FDA has issued a new draft guideline for safety reporting which is expected to be finalised in Nov 2021. In the new edition they acknowledge that clinical trials are the main source of obtaining safety information on new products and clarify that it is responsibility of the investigators to report serious adverse events (SAEs) and protocol specific safety information. Also the new guideline set expectations SAEs to be reported immediately to IRB but no longer than 1 calendar day. The reporting timeline for medical devices is 10 days.

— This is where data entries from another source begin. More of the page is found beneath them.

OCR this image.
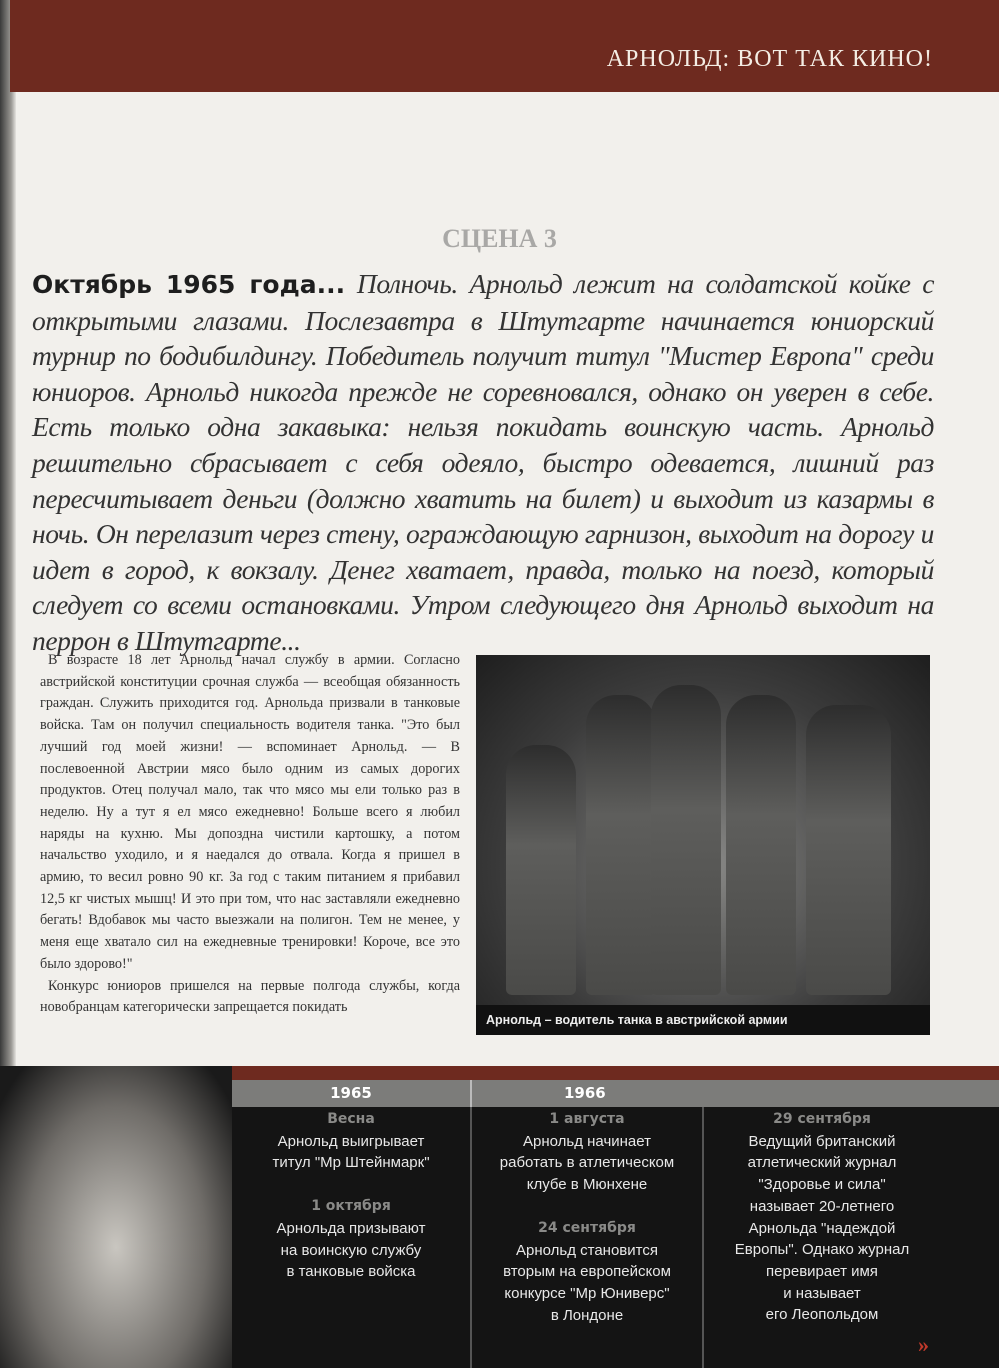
АРНОЛЬД: ВОТ ТАК КИНО!
СЦЕНА 3
Октябрь 1965 года... Полночь. Арнольд лежит на солдатской койке с открытыми глазами. Послезавтра в Штутгарте начинается юниорский турнир по бодибилдингу. Победитель получит титул "Мистер Европа" среди юниоров. Арнольд никогда прежде не соревновался, однако он уверен в себе. Есть только одна закавыка: нельзя покидать воинскую часть. Арнольд решительно сбрасывает с себя одеяло, быстро одевается, лишний раз пересчитывает деньги (должно хватить на билет) и выходит из казармы в ночь. Он перелазит через стену, ограждающую гарнизон, выходит на дорогу и идет в город, к вокзалу. Денег хватает, правда, только на поезд, который следует со всеми остановками. Утром следующего дня Арнольд выходит на перрон в Штутгарте...

В возрасте 18 лет Арнольд начал службу в армии. Согласно австрийской конституции срочная служба — всеобщая обязанность граждан. Служить приходится год. Арнольда призвали в танковые войска. Там он получил специальность водителя танка. "Это был лучший год моей жизни! — вспоминает Арнольд. — В послевоенной Австрии мясо было одним из самых дорогих продуктов. Отец получал мало, так что мясо мы ели только раз в неделю. Ну а тут я ел мясо ежедневно! Больше всего я любил наряды на кухню. Мы допоздна чистили картошку, а потом начальство уходило, и я наедался до отвала. Когда я пришел в армию, то весил ровно 90 кг. За год с таким питанием я прибавил 12,5 кг чистых мышц! И это при том, что нас заставляли ежедневно бегать! Вдобавок мы часто выезжали на полигон. Тем не менее, у меня еще хватало сил на ежедневные тренировки! Короче, все это было здорово!"

Конкурс юниоров пришелся на первые полгода службы, когда новобранцам категорически запрещается покидать

Арнольд – водитель танка в австрийской армии
1965	1966
Весна
Арнольд выигрывает
титул "Мр Штейнмарк"
1 октября
Арнольда призывают
на воинскую службу
в танковые войска
1 августа
Арнольд начинает
работать в атлетическом
клубе в Мюнхене
24 сентября
Арнольд становится
вторым на европейском
конкурсе "Мр Юниверс"
в Лондоне
29 сентября
Ведущий британский
атлетический журнал
"Здоровье и сила"
называет 20-летнего
Арнольда "надеждой
Европы". Однако журнал
перевирает имя
и называет
его Леопольдом
»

European medicine agency is working on a new guideline which aims to reduce animal testing as part of drug development and to replace it with cell and tissue culture testing, organoids, organ-on-chips and insilico modelling. Their far reaching goal is to replace animal testing completely in the future.
Health Research Authority (HRA) in UK has announced that as of 1 Nov 2021 the centralised radiology assurance is open for all clinical trials using ionisation radiation. The new process is expected to speed up the process of obtaining ARSAC approval.
Medicines and Healthcare products Regulatory Agency (MHRA) has updated their guidance on remote monitoring access to clarify that hospitals will need to provide access to sponsor representatives for the purpose of monitoring and that on site visits may not always be possible.
Asia and Pacific Region
Austria’s Therapeutic Goods Administration (TGA) has released new guidance to help medical device classification for devices and implants that come in direct contact with the heart, central nerve system or circulatory nervous system. Many of these devices are currently class II but as of 25 Nov 2021 they will need to be reclassified as class III.